En una ocasión me invitó a su apartamento. Era una casa de una planta, de construcción peculiar, situada detrás del parque de Inokashira, llena de útiles de pintura y de lienzos. Le pedí que me enseñara algún cuadro suyo, pero se negó diciendo que le daba vergüenza. Bebimos el Chivas Regal que había sisado de casa de su padre y asamos pescado seco en un horno de tierra, que comimos escuchando un
Concierto para piano y orquesta
de Mozart interpretado por Robert Casadesus.
Itô era de Nagasaki, donde había dejado a una novia. Me dijo que se acostaba con ella cada vez que volvía a su casa. Pero que últimamente las cosas no iban demasiado bien entre ellos.
—Ya sabes cómo son las chicas —me comentó—. Cuando cumplen veinte o veintiún años, de repente empiezan a pensar de una manera muy concreta. Se vuelven realistas. Todo lo que antes tenían de adorable empieza a parecerte vulgar y deprimente. Mi novia, después de hacerlo, me pregunta a qué quiero dedicarme cuando termine la universidad.

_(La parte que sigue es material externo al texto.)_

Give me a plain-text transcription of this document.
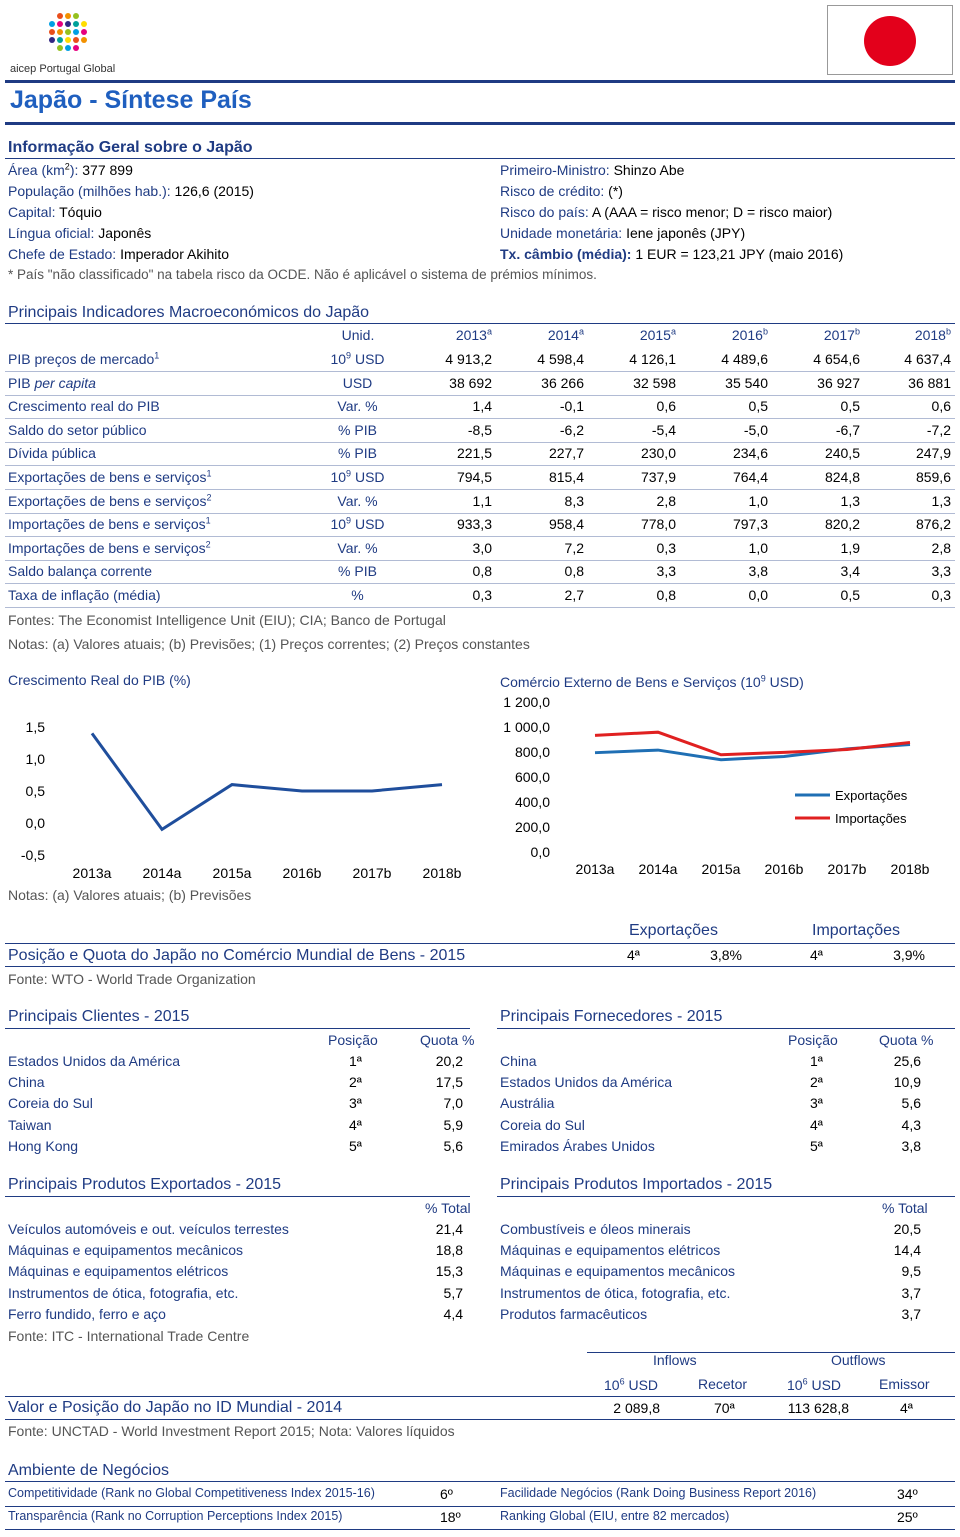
aicep Portugal Global
Japão - Síntese País
Informação Geral sobre o Japão
Área $(km^2)$: 377 899
População (milhões hab.): 126,6 (2015)
Capital: Tóquio
Língua oficial: Japonês
Chefe de Estado: Imperador Akihito
Primeiro-Ministro: Shinzo Abe
Risco de crédito: (*)
Risco do país: A (AAA = risco menor; D = risco maior)
Unidade monetária: Iene japonês (JPY)
Tx. câmbio (média): 1 EUR = 123,21 JPY (maio 2016)
* País "não classificado" na tabela risco da OCDE. Não é aplicável o sistema de prémios mínimos.
Principais Indicadores Macroeconómicos do Japão
Unid.	2013$^a$	2014$^a$	2015$^a$	2016$^b$	2017$^b$	2018$^b$
PIB preços de mercado$^1$	$10^9$ USD	4 913,2	4 598,4	4 126,1	4 489,6	4 654,6	4 637,4
PIB per capita	USD	38 692	36 266	32 598	35 540	36 927	36 881
Crescimento real do PIB	Var. %	1,4	-0,1	0,6	0,5	0,5	0,6
Saldo do setor público	% PIB	-8,5	-6,2	-5,4	-5,0	-6,7	-7,2
Dívida pública	% PIB	221,5	227,7	230,0	234,6	240,5	247,9
Exportações de bens e serviços$^1$	$10^9$ USD	794,5	815,4	737,9	764,4	824,8	859,6
Exportações de bens e serviços$^2$	Var. %	1,1	8,3	2,8	1,0	1,3	1,3
Importações de bens e serviços$^1$	$10^9$ USD	933,3	958,4	778,0	797,3	820,2	876,2
Importações de bens e serviços$^2$	Var. %	3,0	7,2	0,3	1,0	1,9	2,8
Saldo balança corrente	% PIB	0,8	0,8	3,3	3,8	3,4	3,3
Taxa de inflação (média)	%	0,3	2,7	0,8	0,0	0,5	0,3
Fontes: The Economist Intelligence Unit (EIU); CIA; Banco de Portugal
Notas: (a) Valores atuais; (b) Previsões; (1) Preços correntes; (2) Preços constantes
Crescimento Real do PIB (%)
1,5
1,0
0,5
0,0
-0,5
2013a 2014a 2015a 2016b 2017b 2018b
Notas: (a) Valores atuais; (b) Previsões
Comércio Externo de Bens e Serviços ($10^9$ USD)
1 200,0
1 000,0
800,0
600,0
400,0
200,0
0,0
2013a 2014a 2015a 2016b 2017b 2018b
Exportações
Importações
Exportações	Importações
Posição e Quota do Japão no Comércio Mundial de Bens - 2015	4ª	3,8%	4ª	3,9%
Fonte: WTO - World Trade Organization
Principais Clientes - 2015	Principais Fornecedores - 2015
Posição	Quota %	Posição	Quota %
Estados Unidos da América	1ª	20,2
China	2ª	17,5
Coreia do Sul	3ª	7,0
Taiwan	4ª	5,9
Hong Kong	5ª	5,6
China	1ª	25,6
Estados Unidos da América	2ª	10,9
Austrália	3ª	5,6
Coreia do Sul	4ª	4,3
Emirados Árabes Unidos	5ª	3,8
Principais Produtos Exportados - 2015	Principais Produtos Importados - 2015
% Total	% Total
Veículos automóveis e out. veículos terrestes	21,4
Máquinas e equipamentos mecânicos	18,8
Máquinas e equipamentos elétricos	15,3
Instrumentos de ótica, fotografia, etc.	5,7
Ferro fundido, ferro e aço	4,4
Combustíveis e óleos minerais	20,5
Máquinas e equipamentos elétricos	14,4
Máquinas e equipamentos mecânicos	9,5
Instrumentos de ótica, fotografia, etc.	3,7
Produtos farmacêuticos	3,7
Fonte: ITC - International Trade Centre
Inflows	Outflows
$10^6$ USD	Recetor	$10^6$ USD	Emissor
Valor e Posição do Japão no ID Mundial - 2014	2 089,8	70ª	113 628,8	4ª
Fonte: UNCTAD - World Investment Report 2015; Nota: Valores líquidos
Ambiente de Negócios
Competitividade (Rank no Global Competitiveness Index 2015-16)	6º	Facilidade Negócios (Rank Doing Business Report 2016)	34º
Transparência (Rank no Corruption Perceptions Index 2015)	18º	Ranking Global (EIU, entre 82 mercados)	25º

—¿Y qué vas a hacer? —le pregunté a mi vez.
Con un trozo de pescado en la boca, sacudió la cabeza.
—¿Qué crees que puedo hacer? Los pintores de óleos no tienen nada que hacer. De eso no se come. Entonces mi novia me dice que vuelva a Nagasaki, que trabaje como profesor de arte. Porque ella piensa ser profesora de inglés… ¡Ostras!